I have therefore, under the most thorough conviction of rendering an important public good to my Country, determined on a dissolution of this body—This being done my successor will meet a free & full suffarage of the people, unbiased by the various motives and dispositions which influenced the elections of characters composing the present Assembly, this measure becomes the more proper, in proportion as the elections will now take place on an increased representation which the census now taken will authorise and without reference to the acts of four years administration and the combined exertions of the disappointed candidates for office & those dismissed by this or the general government.

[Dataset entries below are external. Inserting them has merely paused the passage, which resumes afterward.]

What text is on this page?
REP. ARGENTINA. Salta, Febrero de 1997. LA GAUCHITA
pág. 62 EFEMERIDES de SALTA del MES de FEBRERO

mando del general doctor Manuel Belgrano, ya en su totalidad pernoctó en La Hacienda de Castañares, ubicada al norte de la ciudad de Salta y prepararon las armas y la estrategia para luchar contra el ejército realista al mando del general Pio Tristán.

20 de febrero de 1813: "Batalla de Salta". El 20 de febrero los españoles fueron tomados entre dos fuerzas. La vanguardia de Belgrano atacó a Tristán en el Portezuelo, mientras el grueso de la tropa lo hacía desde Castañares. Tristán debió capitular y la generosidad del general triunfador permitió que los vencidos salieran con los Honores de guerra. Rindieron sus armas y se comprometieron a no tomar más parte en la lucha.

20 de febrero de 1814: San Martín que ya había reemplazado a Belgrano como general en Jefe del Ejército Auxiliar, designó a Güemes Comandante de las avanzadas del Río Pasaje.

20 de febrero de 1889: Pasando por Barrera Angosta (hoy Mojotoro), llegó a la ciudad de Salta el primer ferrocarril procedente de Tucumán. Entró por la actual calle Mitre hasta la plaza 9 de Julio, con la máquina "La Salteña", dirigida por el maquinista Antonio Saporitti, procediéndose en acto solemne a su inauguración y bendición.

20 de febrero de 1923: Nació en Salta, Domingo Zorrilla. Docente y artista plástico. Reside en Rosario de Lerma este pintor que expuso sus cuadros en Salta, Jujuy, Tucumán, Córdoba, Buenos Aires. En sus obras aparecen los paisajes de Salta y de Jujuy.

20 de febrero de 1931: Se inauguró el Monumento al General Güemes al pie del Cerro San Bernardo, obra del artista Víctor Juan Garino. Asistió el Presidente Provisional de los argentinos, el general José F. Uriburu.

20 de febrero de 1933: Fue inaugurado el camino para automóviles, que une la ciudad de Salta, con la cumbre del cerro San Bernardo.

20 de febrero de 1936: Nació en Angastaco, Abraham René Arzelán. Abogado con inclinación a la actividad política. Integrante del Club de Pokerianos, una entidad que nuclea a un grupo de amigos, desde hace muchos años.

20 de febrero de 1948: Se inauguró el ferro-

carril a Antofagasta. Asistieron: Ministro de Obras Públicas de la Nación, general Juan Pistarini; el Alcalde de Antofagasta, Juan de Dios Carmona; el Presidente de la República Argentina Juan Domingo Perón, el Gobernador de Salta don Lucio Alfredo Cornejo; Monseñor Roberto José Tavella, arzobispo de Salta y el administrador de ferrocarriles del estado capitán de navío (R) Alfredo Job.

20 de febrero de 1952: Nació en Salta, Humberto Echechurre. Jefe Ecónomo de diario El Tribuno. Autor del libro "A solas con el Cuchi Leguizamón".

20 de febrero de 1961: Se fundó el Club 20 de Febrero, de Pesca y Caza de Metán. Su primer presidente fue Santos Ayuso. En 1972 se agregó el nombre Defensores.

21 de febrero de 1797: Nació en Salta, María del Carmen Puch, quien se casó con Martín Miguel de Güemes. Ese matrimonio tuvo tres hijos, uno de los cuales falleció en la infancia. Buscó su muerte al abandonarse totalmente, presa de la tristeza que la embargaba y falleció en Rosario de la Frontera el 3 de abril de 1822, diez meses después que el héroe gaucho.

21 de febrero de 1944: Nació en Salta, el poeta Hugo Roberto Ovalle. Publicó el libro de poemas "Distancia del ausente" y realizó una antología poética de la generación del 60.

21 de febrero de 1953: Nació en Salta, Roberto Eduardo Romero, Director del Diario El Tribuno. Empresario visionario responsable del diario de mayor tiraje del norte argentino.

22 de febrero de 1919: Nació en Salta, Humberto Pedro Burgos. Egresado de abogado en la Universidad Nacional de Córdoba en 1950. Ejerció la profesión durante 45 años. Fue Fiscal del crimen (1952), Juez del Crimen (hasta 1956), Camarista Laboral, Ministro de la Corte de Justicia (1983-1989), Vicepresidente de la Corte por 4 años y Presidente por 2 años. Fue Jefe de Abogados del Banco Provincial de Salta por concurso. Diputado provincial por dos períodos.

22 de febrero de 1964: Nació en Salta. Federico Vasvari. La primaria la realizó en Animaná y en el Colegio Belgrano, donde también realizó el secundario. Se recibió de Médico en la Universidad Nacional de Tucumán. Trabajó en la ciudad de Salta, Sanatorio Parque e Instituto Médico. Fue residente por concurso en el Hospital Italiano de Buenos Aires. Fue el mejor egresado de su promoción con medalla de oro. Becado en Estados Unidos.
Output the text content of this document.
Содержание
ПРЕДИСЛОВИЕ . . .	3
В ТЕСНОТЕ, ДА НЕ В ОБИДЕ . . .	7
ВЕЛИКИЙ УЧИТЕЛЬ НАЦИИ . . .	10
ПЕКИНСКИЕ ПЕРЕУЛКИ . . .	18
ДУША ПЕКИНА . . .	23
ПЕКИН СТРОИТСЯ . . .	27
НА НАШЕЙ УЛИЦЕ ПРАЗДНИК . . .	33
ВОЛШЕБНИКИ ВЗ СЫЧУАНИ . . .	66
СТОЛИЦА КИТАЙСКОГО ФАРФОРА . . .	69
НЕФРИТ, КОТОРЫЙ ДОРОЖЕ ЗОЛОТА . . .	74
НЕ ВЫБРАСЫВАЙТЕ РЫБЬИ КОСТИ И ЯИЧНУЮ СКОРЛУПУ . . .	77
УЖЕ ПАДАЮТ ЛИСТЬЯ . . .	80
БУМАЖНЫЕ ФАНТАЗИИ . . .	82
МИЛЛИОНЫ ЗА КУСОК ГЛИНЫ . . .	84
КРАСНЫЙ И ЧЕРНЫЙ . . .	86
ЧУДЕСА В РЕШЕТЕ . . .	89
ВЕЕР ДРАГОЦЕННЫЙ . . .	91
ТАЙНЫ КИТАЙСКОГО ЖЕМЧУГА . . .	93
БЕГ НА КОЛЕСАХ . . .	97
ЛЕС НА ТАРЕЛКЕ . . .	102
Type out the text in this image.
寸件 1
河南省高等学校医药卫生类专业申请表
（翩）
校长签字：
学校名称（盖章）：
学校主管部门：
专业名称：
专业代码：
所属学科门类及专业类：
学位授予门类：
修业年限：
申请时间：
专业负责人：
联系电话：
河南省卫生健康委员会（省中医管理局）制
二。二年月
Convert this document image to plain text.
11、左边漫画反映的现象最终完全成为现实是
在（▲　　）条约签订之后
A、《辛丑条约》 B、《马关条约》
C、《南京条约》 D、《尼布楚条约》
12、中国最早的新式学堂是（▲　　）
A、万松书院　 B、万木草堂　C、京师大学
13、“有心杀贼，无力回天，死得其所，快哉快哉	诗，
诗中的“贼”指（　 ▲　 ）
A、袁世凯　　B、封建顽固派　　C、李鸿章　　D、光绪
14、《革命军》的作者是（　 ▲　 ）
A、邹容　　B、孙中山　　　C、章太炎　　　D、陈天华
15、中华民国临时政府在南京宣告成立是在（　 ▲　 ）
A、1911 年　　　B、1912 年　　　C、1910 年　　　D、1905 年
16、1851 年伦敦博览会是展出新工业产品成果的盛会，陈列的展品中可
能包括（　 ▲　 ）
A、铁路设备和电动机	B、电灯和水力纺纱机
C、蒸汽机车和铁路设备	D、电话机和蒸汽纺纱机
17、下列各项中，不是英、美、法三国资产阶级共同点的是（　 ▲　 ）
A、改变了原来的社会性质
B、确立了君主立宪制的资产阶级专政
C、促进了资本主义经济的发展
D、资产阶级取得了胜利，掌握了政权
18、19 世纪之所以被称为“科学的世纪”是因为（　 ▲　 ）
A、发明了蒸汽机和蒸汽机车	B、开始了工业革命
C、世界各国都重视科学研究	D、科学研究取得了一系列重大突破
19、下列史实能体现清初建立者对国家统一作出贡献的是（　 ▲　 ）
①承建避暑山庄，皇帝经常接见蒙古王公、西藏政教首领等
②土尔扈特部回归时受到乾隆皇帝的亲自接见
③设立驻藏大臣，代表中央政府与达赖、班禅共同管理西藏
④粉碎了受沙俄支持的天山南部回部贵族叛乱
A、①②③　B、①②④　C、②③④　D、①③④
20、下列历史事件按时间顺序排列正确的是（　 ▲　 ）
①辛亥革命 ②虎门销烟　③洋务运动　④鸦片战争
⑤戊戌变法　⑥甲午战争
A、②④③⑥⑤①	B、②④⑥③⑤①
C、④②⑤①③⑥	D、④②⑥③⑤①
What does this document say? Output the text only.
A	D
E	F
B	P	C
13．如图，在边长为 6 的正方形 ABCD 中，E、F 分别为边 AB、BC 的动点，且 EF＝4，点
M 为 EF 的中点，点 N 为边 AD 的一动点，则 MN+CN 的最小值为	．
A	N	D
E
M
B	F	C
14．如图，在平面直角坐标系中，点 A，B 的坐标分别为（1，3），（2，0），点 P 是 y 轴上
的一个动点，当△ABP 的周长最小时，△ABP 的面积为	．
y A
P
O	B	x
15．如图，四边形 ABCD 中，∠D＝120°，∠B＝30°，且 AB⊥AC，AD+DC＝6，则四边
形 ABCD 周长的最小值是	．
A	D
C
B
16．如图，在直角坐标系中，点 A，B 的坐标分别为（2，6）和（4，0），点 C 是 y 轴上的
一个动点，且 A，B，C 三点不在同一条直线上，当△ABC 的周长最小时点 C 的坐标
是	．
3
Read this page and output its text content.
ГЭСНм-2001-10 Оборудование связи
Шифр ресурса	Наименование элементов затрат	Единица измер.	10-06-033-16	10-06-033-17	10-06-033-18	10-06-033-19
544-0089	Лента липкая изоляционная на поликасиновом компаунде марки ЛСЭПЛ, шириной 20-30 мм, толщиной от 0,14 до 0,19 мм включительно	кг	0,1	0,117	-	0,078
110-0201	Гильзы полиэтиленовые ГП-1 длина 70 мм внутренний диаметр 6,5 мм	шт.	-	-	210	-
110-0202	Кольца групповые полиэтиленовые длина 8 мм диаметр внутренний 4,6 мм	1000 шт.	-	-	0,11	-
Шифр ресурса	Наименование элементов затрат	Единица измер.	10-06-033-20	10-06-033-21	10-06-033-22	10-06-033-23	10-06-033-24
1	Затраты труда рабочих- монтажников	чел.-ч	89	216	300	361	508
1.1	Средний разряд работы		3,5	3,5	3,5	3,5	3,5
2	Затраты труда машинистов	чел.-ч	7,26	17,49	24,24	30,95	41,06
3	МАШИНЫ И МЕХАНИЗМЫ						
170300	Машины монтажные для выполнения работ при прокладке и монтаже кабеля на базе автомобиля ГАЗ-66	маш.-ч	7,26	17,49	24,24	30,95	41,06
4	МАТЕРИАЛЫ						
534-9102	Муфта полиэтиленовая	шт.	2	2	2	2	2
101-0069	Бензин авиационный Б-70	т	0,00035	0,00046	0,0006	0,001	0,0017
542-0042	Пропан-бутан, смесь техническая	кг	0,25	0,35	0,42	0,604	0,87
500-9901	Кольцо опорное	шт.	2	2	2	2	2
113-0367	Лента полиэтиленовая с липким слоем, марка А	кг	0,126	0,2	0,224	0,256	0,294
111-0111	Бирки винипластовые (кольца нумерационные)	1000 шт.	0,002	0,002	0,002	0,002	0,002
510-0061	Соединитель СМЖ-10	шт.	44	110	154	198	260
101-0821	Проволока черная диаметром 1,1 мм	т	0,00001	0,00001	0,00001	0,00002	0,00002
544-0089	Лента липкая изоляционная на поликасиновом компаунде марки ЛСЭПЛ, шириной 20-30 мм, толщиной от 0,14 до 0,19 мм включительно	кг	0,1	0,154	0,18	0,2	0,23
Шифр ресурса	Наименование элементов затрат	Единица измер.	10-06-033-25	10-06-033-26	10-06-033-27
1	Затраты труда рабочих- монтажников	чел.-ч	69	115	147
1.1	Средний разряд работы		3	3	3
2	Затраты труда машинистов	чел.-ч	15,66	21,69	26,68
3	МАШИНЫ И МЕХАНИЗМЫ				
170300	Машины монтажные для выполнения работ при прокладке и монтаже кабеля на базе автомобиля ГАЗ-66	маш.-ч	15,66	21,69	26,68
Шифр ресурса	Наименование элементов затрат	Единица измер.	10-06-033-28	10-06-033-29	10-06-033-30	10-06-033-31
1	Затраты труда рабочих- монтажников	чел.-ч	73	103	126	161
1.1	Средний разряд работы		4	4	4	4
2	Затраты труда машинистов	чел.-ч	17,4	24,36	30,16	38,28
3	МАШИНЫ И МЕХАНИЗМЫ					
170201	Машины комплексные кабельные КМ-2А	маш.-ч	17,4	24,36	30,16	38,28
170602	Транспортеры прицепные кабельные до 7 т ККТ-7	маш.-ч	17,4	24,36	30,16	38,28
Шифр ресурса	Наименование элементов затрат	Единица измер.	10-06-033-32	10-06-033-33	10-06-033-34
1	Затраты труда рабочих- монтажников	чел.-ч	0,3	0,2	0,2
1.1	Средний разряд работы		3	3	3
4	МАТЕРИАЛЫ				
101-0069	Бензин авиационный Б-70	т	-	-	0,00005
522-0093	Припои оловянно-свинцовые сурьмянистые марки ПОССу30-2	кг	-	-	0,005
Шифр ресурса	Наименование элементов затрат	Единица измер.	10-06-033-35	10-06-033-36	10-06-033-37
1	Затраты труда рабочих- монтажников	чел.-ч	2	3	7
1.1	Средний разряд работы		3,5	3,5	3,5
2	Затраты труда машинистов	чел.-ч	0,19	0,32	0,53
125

I know, Sir, this act will be called by some Tyranical and perhaps a sporting with the rights of the people—No so—no man is more disposed to respect the rights of the people constitutionally than myself, and none more determined to exercise them, when necessary, by delegation:--Although I have never been an admirer of Territorial governments, that will not produce in me a pusilanimous administration of them.—

Having given timely notice of my determination of retiring from office at this time, and it being no longer consistant with my private interest to continue, and having been informed that arrangements have been made for a successor; I hope it will not be considered an abandonment of the public interest to withdraw from an office which creates an expenditure more than double the amount of salary—

Permit me to express my high sense of gratitude for the many proofs of Confidence shown toward me, and particularly of sorrow by the President at my resignation I am with great respect & consideration yr.

Robert Williams

Printed Source--Clarence Edwin Carter et al., eds. The Territorial Papers of the United States. 27 vols. (Washington, D.C., 1934-69).: Volume V: The Territory of Mississippi, 1798-1817.